Nine out of ten Americans mistakenly believe that discrimination based on sexual orientation is already banned, but in fact employees in 29 states are not protected against discrimination based on sexual orientation. 37 states offer no protections for transgender employees.
Louisiana's House Committee sustained its position on that list this week when it rejected a ban on discrimination of state government employees based on their sexual orientation or gender identity.
The 6-3 vote in the Louisiana House and Governmental Affairs committee shelved a bill proposed by Rep. Austin Badon (D-New Orleans) that would ban all state employers from discriminating, firing, harassing, or demoting any employees on the grounds of their sexual orientation. Rep. Badon has presented similar measures in years past that have all failed in the House.
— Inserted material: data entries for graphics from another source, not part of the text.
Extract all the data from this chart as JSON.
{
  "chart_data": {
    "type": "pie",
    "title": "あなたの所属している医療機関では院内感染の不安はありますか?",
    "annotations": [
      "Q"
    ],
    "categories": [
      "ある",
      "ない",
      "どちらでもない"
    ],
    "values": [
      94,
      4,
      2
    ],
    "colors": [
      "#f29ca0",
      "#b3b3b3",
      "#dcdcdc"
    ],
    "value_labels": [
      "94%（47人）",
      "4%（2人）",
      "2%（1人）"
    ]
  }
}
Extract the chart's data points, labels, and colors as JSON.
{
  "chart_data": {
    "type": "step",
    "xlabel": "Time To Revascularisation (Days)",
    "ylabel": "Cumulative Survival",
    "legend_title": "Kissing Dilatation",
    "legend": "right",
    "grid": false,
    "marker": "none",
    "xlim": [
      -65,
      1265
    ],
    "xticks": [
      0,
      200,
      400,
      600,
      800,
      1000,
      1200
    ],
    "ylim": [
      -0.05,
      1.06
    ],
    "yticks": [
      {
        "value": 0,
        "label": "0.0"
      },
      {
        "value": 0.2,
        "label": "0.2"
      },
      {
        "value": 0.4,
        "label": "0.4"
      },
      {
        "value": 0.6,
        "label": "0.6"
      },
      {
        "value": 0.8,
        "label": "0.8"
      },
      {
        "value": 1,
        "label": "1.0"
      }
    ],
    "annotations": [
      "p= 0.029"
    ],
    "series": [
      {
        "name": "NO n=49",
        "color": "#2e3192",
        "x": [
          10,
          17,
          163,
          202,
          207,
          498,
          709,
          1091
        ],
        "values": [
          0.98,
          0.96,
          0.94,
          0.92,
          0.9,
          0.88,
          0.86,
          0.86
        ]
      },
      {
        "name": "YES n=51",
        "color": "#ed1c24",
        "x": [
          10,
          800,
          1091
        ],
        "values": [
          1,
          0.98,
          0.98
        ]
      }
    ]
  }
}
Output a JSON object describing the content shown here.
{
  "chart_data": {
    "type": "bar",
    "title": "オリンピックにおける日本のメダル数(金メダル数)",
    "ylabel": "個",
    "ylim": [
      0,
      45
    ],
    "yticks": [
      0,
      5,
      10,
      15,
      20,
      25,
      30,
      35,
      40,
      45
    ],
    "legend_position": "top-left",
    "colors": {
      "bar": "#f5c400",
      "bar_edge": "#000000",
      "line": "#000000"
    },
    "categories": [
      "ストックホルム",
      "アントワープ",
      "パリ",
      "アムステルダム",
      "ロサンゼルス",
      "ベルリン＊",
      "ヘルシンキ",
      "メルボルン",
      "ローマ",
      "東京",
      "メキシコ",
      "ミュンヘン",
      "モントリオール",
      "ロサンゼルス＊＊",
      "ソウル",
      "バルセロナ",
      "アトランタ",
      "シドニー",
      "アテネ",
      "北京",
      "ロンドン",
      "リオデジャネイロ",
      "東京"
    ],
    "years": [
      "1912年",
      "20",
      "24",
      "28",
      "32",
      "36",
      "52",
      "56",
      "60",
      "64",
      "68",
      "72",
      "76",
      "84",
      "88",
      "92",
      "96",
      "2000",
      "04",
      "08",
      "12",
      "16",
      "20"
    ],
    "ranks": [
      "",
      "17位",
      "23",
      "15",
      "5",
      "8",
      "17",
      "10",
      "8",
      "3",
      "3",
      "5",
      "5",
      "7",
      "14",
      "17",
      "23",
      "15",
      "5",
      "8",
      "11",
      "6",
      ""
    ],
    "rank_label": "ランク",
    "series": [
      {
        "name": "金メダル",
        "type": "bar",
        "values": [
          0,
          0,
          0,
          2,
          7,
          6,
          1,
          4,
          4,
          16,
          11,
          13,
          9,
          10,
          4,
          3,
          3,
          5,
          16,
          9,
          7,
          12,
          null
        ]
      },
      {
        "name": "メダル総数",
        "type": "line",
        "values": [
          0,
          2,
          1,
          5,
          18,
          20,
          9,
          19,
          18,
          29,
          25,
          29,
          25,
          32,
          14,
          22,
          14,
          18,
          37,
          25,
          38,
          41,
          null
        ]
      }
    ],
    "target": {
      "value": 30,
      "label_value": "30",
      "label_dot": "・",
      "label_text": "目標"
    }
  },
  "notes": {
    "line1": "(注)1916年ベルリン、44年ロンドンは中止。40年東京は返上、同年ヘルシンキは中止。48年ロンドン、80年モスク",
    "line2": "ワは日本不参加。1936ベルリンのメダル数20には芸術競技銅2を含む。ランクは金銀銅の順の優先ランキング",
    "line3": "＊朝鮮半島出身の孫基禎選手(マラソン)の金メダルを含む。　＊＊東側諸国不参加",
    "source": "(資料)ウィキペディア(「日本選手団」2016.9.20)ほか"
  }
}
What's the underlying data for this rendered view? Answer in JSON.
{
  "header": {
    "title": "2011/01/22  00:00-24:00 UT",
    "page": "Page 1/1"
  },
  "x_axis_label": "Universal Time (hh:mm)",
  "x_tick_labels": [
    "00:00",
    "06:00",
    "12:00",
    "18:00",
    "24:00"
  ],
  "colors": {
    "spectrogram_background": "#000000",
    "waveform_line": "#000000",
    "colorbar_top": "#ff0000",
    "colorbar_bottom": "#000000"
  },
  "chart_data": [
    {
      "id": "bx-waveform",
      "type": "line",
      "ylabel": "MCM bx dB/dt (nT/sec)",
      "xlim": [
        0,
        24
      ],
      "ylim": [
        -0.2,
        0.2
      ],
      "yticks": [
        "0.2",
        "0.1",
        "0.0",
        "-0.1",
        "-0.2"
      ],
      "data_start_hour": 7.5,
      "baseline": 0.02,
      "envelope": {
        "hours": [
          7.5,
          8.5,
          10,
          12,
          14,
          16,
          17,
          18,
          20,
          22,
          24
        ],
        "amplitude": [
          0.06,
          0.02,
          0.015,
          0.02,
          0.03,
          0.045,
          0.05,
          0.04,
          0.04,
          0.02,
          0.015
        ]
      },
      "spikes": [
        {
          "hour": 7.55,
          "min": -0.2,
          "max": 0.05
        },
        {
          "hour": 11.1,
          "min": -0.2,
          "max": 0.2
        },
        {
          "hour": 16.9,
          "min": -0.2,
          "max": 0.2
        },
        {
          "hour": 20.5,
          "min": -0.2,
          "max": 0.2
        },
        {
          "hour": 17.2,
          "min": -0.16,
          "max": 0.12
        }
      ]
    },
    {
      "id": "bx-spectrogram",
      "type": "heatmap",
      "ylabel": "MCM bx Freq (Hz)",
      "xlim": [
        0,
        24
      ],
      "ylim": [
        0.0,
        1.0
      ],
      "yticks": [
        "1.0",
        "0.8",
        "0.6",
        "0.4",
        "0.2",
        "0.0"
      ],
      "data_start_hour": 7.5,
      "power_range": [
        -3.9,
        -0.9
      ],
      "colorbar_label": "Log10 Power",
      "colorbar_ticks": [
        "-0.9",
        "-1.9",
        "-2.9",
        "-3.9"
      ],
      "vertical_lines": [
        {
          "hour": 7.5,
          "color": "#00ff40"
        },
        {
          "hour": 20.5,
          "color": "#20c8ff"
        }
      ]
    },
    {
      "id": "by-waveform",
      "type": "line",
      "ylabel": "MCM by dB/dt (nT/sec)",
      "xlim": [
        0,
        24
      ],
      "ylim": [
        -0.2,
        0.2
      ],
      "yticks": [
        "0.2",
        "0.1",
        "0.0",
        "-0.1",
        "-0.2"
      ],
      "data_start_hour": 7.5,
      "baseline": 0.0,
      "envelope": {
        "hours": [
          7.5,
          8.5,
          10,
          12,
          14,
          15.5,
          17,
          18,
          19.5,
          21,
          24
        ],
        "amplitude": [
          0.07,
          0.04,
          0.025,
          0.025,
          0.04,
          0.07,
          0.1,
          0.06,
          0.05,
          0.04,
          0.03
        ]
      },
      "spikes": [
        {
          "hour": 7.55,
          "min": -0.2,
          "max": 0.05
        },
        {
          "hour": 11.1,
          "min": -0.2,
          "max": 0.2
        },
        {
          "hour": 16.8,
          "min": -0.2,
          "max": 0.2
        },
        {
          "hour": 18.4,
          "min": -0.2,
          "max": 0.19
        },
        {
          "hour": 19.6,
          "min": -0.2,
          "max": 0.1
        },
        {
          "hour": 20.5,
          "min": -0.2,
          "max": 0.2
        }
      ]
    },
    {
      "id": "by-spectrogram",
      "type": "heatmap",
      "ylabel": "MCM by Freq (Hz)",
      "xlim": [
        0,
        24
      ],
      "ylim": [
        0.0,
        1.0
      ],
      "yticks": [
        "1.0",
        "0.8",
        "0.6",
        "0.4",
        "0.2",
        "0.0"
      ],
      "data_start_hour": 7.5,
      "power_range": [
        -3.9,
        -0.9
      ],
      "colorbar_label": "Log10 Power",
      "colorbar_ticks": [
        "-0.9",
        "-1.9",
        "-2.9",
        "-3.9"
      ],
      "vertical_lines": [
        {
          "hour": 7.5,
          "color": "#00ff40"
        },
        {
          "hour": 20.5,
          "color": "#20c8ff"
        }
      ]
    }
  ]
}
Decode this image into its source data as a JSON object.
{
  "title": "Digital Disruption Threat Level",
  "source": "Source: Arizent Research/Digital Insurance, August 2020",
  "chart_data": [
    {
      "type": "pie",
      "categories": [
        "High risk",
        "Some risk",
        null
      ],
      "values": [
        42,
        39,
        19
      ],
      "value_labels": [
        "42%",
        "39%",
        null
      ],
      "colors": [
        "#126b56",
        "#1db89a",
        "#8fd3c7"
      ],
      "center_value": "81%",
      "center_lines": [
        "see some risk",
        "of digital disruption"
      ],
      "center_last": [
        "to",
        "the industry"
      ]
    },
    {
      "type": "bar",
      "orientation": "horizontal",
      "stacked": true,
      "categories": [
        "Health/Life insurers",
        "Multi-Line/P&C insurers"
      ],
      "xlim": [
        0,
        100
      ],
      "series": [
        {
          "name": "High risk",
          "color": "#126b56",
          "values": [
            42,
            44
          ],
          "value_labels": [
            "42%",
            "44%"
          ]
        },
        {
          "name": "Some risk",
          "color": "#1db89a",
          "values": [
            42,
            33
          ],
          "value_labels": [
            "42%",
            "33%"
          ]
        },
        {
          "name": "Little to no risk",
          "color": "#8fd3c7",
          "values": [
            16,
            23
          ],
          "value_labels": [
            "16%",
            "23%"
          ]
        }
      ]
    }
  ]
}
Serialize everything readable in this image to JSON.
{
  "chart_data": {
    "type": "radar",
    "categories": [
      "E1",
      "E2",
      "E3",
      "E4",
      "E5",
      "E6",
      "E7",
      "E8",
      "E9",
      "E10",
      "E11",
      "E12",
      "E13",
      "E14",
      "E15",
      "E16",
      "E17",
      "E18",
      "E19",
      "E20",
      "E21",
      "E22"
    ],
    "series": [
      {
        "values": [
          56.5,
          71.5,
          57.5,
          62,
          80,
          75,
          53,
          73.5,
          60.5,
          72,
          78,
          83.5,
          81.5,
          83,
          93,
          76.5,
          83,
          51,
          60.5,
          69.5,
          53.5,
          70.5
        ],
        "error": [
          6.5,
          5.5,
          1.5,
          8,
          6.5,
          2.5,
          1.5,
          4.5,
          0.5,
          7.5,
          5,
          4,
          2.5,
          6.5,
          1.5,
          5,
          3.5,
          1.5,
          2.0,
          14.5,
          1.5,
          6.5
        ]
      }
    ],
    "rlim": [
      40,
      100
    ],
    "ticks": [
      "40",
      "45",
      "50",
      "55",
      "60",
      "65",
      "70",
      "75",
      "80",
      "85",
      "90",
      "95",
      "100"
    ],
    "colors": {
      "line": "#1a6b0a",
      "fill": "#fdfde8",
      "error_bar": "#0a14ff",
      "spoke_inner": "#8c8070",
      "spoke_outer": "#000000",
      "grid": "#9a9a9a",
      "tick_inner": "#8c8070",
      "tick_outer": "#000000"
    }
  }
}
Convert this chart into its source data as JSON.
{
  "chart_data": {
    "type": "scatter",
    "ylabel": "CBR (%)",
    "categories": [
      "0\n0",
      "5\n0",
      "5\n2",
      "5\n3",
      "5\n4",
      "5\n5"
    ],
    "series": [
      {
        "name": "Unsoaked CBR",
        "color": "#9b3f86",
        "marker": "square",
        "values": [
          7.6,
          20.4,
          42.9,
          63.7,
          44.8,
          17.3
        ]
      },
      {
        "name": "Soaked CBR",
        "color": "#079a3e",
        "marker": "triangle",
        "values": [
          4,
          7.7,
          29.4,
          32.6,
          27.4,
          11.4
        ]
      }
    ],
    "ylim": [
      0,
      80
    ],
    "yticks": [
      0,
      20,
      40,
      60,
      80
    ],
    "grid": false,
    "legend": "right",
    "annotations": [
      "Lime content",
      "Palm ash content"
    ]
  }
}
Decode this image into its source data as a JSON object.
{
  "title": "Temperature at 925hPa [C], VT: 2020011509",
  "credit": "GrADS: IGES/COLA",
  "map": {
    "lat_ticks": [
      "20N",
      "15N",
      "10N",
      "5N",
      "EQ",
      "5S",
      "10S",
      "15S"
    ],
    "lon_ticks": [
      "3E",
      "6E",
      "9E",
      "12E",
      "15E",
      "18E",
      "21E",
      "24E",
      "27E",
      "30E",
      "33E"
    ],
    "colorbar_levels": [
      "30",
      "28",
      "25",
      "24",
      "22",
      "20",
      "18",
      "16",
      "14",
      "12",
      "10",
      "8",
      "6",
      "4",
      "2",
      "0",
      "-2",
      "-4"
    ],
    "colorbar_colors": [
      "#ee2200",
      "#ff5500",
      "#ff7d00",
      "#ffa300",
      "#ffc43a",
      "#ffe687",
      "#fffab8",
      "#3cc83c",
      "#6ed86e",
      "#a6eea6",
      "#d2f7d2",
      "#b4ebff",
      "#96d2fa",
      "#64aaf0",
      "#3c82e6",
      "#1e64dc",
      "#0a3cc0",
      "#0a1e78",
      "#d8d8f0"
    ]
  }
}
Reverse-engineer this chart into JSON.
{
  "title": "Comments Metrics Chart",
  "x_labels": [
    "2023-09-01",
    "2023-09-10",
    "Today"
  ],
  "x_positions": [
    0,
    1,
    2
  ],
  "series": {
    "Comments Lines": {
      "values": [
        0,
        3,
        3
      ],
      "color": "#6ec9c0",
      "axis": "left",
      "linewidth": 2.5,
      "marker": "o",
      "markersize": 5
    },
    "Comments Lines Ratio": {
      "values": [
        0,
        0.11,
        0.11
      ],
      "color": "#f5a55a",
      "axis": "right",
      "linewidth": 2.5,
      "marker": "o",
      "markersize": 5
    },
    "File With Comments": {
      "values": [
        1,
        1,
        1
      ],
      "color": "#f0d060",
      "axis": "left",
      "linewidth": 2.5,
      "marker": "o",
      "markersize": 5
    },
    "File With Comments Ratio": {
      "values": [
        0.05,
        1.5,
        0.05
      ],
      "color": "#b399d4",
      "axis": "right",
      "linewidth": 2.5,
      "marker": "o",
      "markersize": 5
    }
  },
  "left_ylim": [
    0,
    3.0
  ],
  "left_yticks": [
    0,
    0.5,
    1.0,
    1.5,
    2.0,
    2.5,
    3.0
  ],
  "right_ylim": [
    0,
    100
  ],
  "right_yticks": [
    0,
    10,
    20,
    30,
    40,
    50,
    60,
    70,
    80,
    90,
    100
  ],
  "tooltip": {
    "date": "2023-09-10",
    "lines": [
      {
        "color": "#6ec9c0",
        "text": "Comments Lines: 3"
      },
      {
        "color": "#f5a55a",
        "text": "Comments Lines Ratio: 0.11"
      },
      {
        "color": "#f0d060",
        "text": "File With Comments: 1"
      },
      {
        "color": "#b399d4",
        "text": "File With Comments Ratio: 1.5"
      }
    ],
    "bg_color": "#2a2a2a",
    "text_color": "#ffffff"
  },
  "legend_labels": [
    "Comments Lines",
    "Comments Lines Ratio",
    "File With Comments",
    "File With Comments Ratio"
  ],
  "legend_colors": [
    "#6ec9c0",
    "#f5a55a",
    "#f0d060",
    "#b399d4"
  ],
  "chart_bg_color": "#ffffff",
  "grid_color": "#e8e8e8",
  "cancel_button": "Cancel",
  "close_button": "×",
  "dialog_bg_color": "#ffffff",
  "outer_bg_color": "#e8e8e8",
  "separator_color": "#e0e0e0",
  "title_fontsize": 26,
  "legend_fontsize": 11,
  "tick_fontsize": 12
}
"I'm a Christian. I read the Bible. I believe the word. But I don't dare judge my fellow man ... In 2013 America, we should not condone, tolerate or exacerbate discrimination," a frustrated Rep. Badon told the press. His bill would have offered discrimination protection to LGBT state employees similar to existing protections for race, religion, national ancestry, age, sex or disability.
Opponents of Rep. Badon's bill claimed that expanding the protects for LGBT state government employees would "advance a sexual politics agenda" and that existing state laws adequately protect employees.
According to influential Rev. Dale Hoffpauir, a Lafayette church pastor and chief operating officer of the conservative Louisiana Family Forum, the proposal "does not remedy an existing problem, and it opens the gate for potential contentious and expensive litigation."
Hoffpauir believes that people don't choose their race or gender, but can choose to leave the "gay lifestyle."
Studies have already shown that workforce discrimination and harassment against gay and transgender employees is inordinately high. Any where from 15-43% of LGBT employees report that they have experienced some kind of discrimination or harassment in their workplace, and a disturbingly high 90% of transgender employees report the same.
Congress is working on a federal solution for this problem even if it comes embarrassingly late. On Thursday, a uniquely bipartisan bill titled Employment Non-Discrimination Act (ENDA) of 2013 was reintroduced for the 9th time since 1994 to ban discrimination based on sexual orientation or gender identity across the board.
Businesses with fewer than 15 employees would be exempt from this regulation, but this would provide a huge step forward for LGBT employees across the country. Democrat Rep. Jared Polis (D-Colo.), one of the co-sponsors of the House bill, summarized the increased bipartisan support for this issue:
"Dedicated individuals should be judged based on their work, nothing more and nothing less. I am proud to reintroduce the Employment Non-Discrimination Act (ENDA) with [Republican] Representative Ros-Lehtinen and so many of our colleagues in the House of Representatives. We will work together to see the federal workplace protections in the Employment Non-Discrimination Act passed into law."